投稿: 古巣 鳴人 | 2010年1月30日 (土) 23時06分

こんばんは、皆さんお揃いですね~(笑)

僕は1st「クロコダイル」は持っていてこれは鋭角なギターで好きでした。
問題の「ヘヴン・アップ・ヒアー」は完成度高そうですね。 しっかり聴いたことないのでまたトライしてみます!

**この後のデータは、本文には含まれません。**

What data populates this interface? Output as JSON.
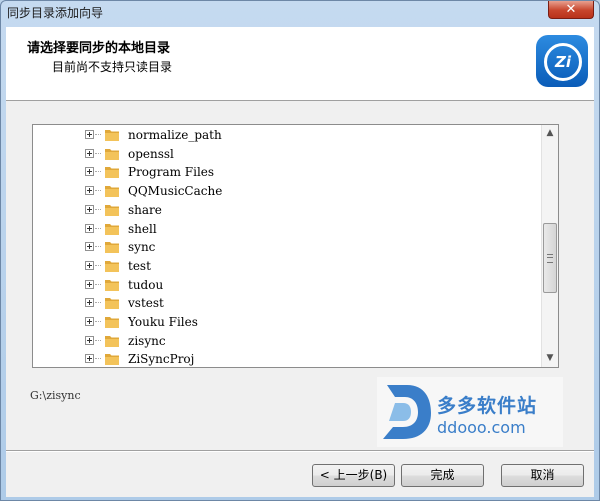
{
  "window": {
    "title": "同步目录添加向导",
    "close_label": "✕"
  },
  "header": {
    "title": "请选择要同步的本地目录",
    "subtitle": "目前尚不支持只读目录",
    "logo_text": "Zi"
  },
  "tree": {
    "items": [
      {
        "label": "normalize_path"
      },
      {
        "label": "openssl"
      },
      {
        "label": "Program Files"
      },
      {
        "label": "QQMusicCache"
      },
      {
        "label": "share"
      },
      {
        "label": "shell"
      },
      {
        "label": "sync"
      },
      {
        "label": "test"
      },
      {
        "label": "tudou"
      },
      {
        "label": "vstest"
      },
      {
        "label": "Youku Files"
      },
      {
        "label": "zisync"
      },
      {
        "label": "ZiSyncProj"
      }
    ]
  },
  "selected_path": "G:\\zisync",
  "watermark": {
    "name": "多多软件站",
    "url": "ddooo.com"
  },
  "buttons": {
    "back": "< 上一步(B)",
    "finish": "完成",
    "cancel": "取消"
  },
  "colors": {
    "folder": "#f3c35a",
    "logo": "#0a6fd0",
    "watermark": "#3a7ec9"
  }
}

この時期のネオサイケとか英国特有なダークな質感は大好きです!

投稿: 車輪 | 2010年1月31日 (日) 01時59分

古巣さん、
コメント遅くなってすみません・・・。
基本的にパソコンするのは、2人の子供が寝てからなんですが、12時過ぎてもなかなか寝てくれなかったり、子供が寝ても眠さに耐えられなかったりと(笑)。
「ネオ・サイケ」って言葉、なんかかっこいい感じがしますよね、だから俺も文中で使いたかったんです(笑)。
バニーズの「自然の驚異」ジャケシリーズ!
1stは、これぞ「ネオ・サイケ」っていう感じですよね~。

投稿: william | 2010年2月 2日 (火) 00時02分

車輪さん、
コメントありがとうございます。
おかげでブログに活気が出て、嬉しいかぎりです(^^)。
「クロコダイル」の直線的な曲調に対し(ウィルのカッティング・ギターはかっこいいですよね)、「ヘヴン・アップ・ヒアー」はもう少し奥行きのある曲調と、どのアルバムが好きかというのは、これはもうその人の好みです。ちまたでは、サードが最高傑作という声も多いみたいです。
この時期のダーク路線というと、古巣さんの好物ですよ(^^)。